One Big Guessing Game
If a practitioner follows FAIR’s Risk Assessment Guide, s/he will see that in 7 of the 10 steps it calls for an “estimate” (of probable threat frequency, control strength, vulnerability, probable loss, worse case loss, etc.). With every reference to the word “estimate”, the practitioner is accepting a best guess that may not be backed by any objective criteria or metric and may be driven by an organizational agenda. Because all the derived values are based on those estimates, the FAIR risk model results in a great deal of work and by its very definition, a distorted view of actual risk.
Most businesses use some form of threat and vulnerability identification software that collects log data in an effort to identify vulnerable network devices that are being attacked. But none of these conventional cybersecurity solutions tie those vulnerabilities and threats to specific assets.
Connecting Webs of Confusion
As a result, it has been impossible to connect the dots between the data coming from those solutions and the assets actually at risk. Knowing that thousands of vulnerabilities and threats are impacting thousands of servers does not identify the devices upon which the highest-value assets are stored or processed. Nor does this knowledge translate to which actions should be taken to minimize the company’s exposure.
In fact, today’s threat detection systems alert SOC teams and IT responders to threats under attack which may not expose critical assets, because thus far, these systems are incapable of prioritizing the criticality of these devices based on asset value, a lot of time and resources are wasted responding to and eradicating low-priority threats.

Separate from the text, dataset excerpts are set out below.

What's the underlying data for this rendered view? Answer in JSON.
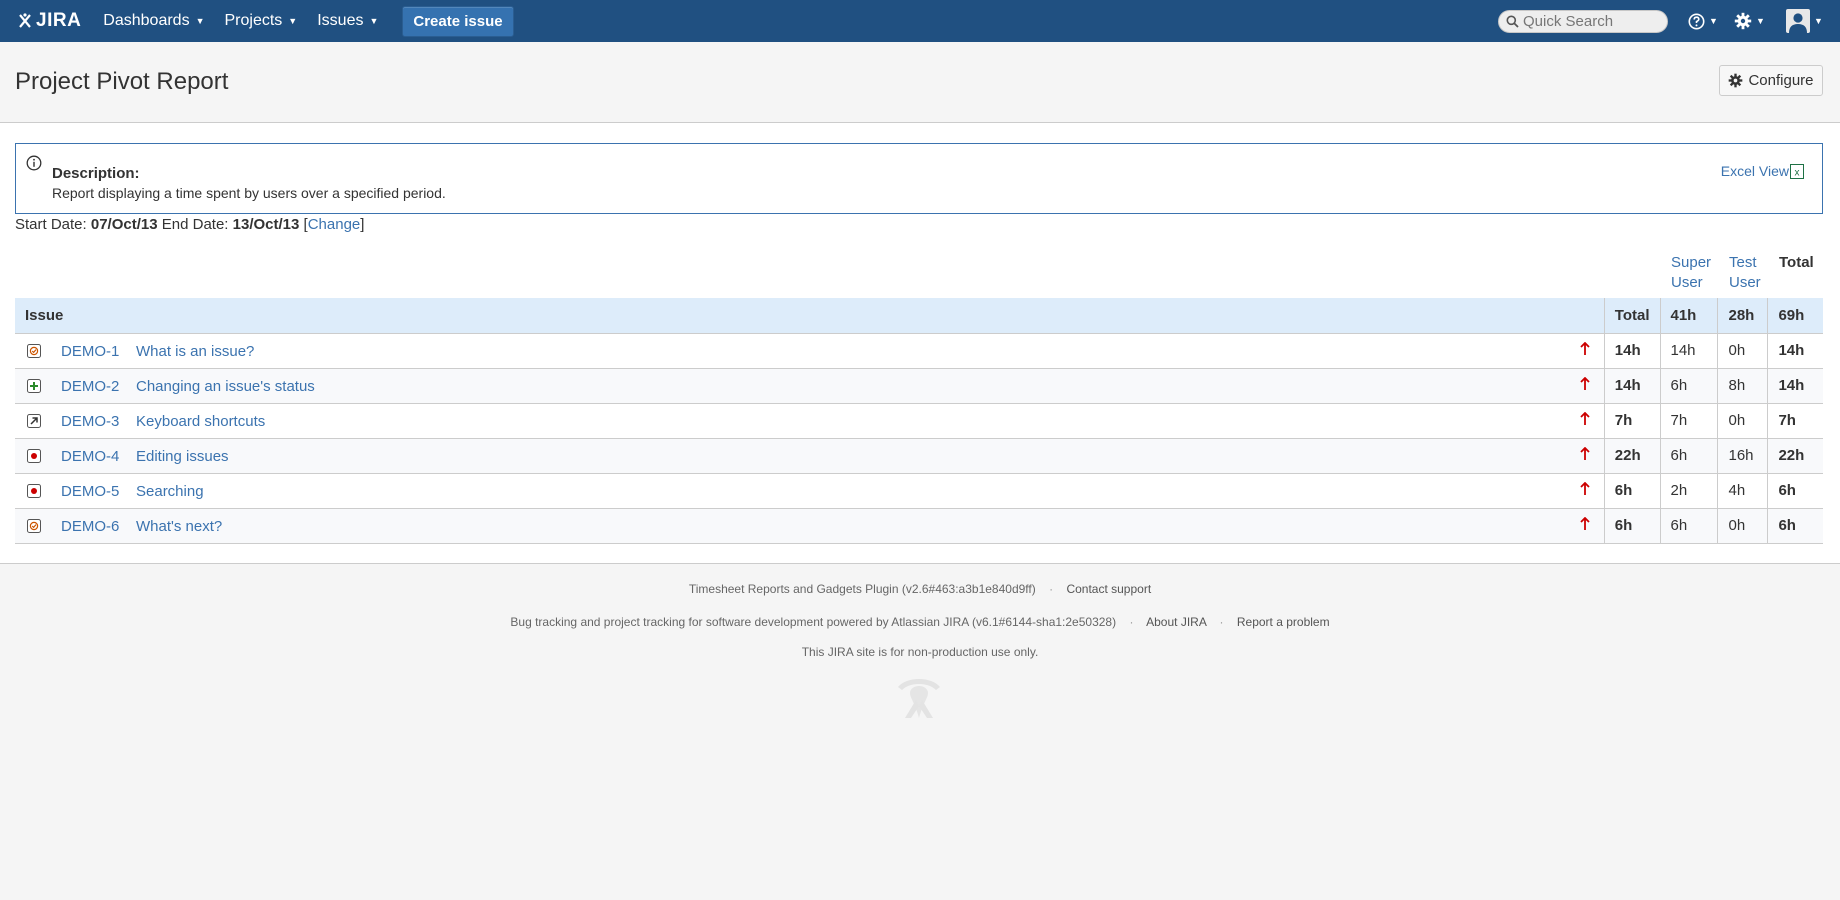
{
  "header": {
    "logo_text": "JIRA",
    "nav": [
      {
        "label": "Dashboards"
      },
      {
        "label": "Projects"
      },
      {
        "label": "Issues"
      }
    ],
    "create_label": "Create issue",
    "search_placeholder": "Quick Search",
    "help_icon": "help-icon",
    "settings_icon": "gear-icon",
    "avatar_icon": "user-avatar-icon"
  },
  "page": {
    "title": "Project Pivot Report",
    "configure_label": "Configure"
  },
  "description": {
    "title": "Description:",
    "text": "Report displaying a time spent by users over a specified period.",
    "excel_label": "Excel View",
    "excel_icon_letter": "x"
  },
  "dates": {
    "start_label": "Start Date:",
    "start_value": "07/Oct/13",
    "end_label": "End Date:",
    "end_value": "13/Oct/13",
    "change_label": "Change"
  },
  "columns": {
    "users": [
      {
        "line1": "Super",
        "line2": "User"
      },
      {
        "line1": "Test",
        "line2": "User"
      }
    ],
    "total_label": "Total"
  },
  "table": {
    "issue_header": "Issue",
    "total_header": "Total",
    "user_totals": [
      "41h",
      "28h"
    ],
    "grand_total": "69h",
    "rows": [
      {
        "key": "DEMO-1",
        "summary": "What is an issue?",
        "type": "task",
        "total": "14h",
        "users": [
          "14h",
          "0h"
        ],
        "row_total": "14h"
      },
      {
        "key": "DEMO-2",
        "summary": "Changing an issue's status",
        "type": "new-feature",
        "total": "14h",
        "users": [
          "6h",
          "8h"
        ],
        "row_total": "14h"
      },
      {
        "key": "DEMO-3",
        "summary": "Keyboard shortcuts",
        "type": "improvement",
        "total": "7h",
        "users": [
          "7h",
          "0h"
        ],
        "row_total": "7h"
      },
      {
        "key": "DEMO-4",
        "summary": "Editing issues",
        "type": "bug",
        "total": "22h",
        "users": [
          "6h",
          "16h"
        ],
        "row_total": "22h"
      },
      {
        "key": "DEMO-5",
        "summary": "Searching",
        "type": "bug",
        "total": "6h",
        "users": [
          "2h",
          "4h"
        ],
        "row_total": "6h"
      },
      {
        "key": "DEMO-6",
        "summary": "What's next?",
        "type": "task",
        "total": "6h",
        "users": [
          "6h",
          "0h"
        ],
        "row_total": "6h"
      }
    ]
  },
  "footer": {
    "plugin_text": "Timesheet Reports and Gadgets Plugin (v2.6#463:a3b1e840d9ff)",
    "contact_label": "Contact support",
    "powered_text": "Bug tracking and project tracking for software development powered by Atlassian JIRA (v6.1#6144-sha1:2e50328)",
    "about_label": "About JIRA",
    "report_label": "Report a problem",
    "nonprod_text": "This JIRA site is for non-production use only.",
    "separator": "·"
  },
  "colors": {
    "header_bg": "#205081",
    "link": "#3b73af",
    "table_header_bg": "#ddecfa",
    "priority_red": "#cc0000"
  }
}
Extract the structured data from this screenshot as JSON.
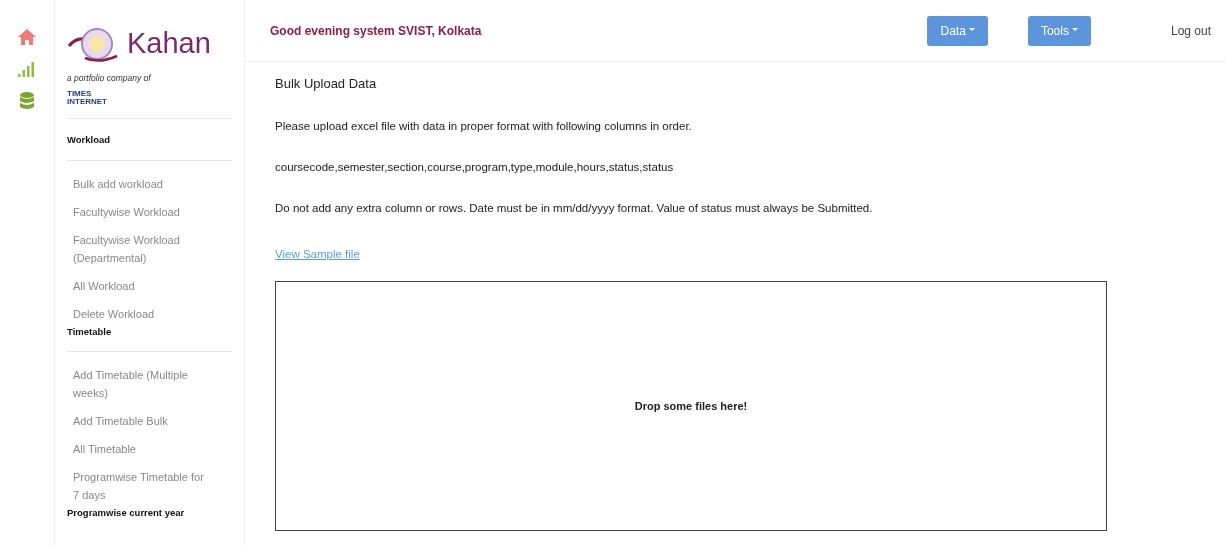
{
  "rail": [
    {
      "kind": "home"
    },
    {
      "kind": "signal"
    },
    {
      "kind": "database"
    }
  ],
  "brand": {
    "name": "Kahan",
    "tagline": "a portfolio company of",
    "parent_lines": [
      "TIMES",
      "INTERNET"
    ]
  },
  "sidebar": {
    "sections": [
      {
        "heading": "Workload",
        "items": [
          "Bulk add workload",
          "Facultywise Workload",
          "Facultywise Workload (Departmental)",
          "All Workload",
          "Delete Workload"
        ]
      },
      {
        "heading": "Timetable",
        "items": [
          "Add Timetable (Multiple weeks)",
          "Add Timetable Bulk",
          "All Timetable",
          "Programwise Timetable for 7 days"
        ]
      },
      {
        "heading": "Programwise current year"
      }
    ]
  },
  "header": {
    "greeting": "Good evening system SVIST, Kolkata",
    "menus": [
      "Data",
      "Tools"
    ],
    "logout": "Log out"
  },
  "page": {
    "title": "Bulk Upload Data",
    "paragraphs": [
      "Please upload excel file with data in proper format with following columns in order.",
      "coursecode,semester,section,course,program,type,module,hours,status,status",
      "Do not add any extra column or rows. Date must be in mm/dd/yyyy format. Value of status must always be Submitted."
    ],
    "sample_link": "View Sample file",
    "dropzone": "Drop some files here!"
  }
}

The identification of vulnerabilities can only become meaningful when they can be prioritized for action based on the loss impact and criticality of the information and systems to which those servers are connected, and the vulnerability being exploited.
Technologies to Provide Visibility
There are several technologies available today that either use the FAIR approach or one of the major risk frameworks as a basis for developing a risk-based cybersecurity management program and they factor in simulated threat scenarios to approximate what might happen if a certain set of events occurs.
There is also a slate of early-stage companies that tie assets to devices and related CVEs and report asset threat escalations in real-time both in technical terms for the SOC teams to pursue and in financial terms so the C-suite can have visibility into a true threat landscape based on asset values at risk.
The Best Time to Start is Now
But whatever approach and technology you choose to begin working on your own risk-based cybersecurity management program, today would be a good day to start. Every business, regardless of size, will benefit from engaging in a risk assessment process as it will provide increased visibility into the dangers of a cyberattack across all categories of their information assets, and enable the evaluation of day-to-day vulnerability exposures on the basis of actual threat data correlated with asset values at risk, instead of guesstimates and speculation.
In risk management, the journey is often the reward.
Just the activity of attempting to identify and understand all of the possible threats, vulnerabilities, and impacts to critical assets will result in a reduction of uncertainty and collaterally a reduction in risk. And if you operate in New York State, each provision of the NYDFS regulation requires that addressing the vulnerabilities of the public-facing applications that contain customer PII will take precedence over internal applications with less sensitive information, and it will be necessary for you to do it anyway.
Many other states will follow this year and next with copy-cat regulations, so it will soon fail to matter, regardless of where your business operates.
The big bonus, however, is that you might finally be able to align your cybersecurity budgets with the actual risk to your enterprise, communicate effectively with your CFO and your Board of Directors, optimize how your constrained cybersecurity resources are applied, and avoid becoming the next Equifax, Marriott or Capital-One.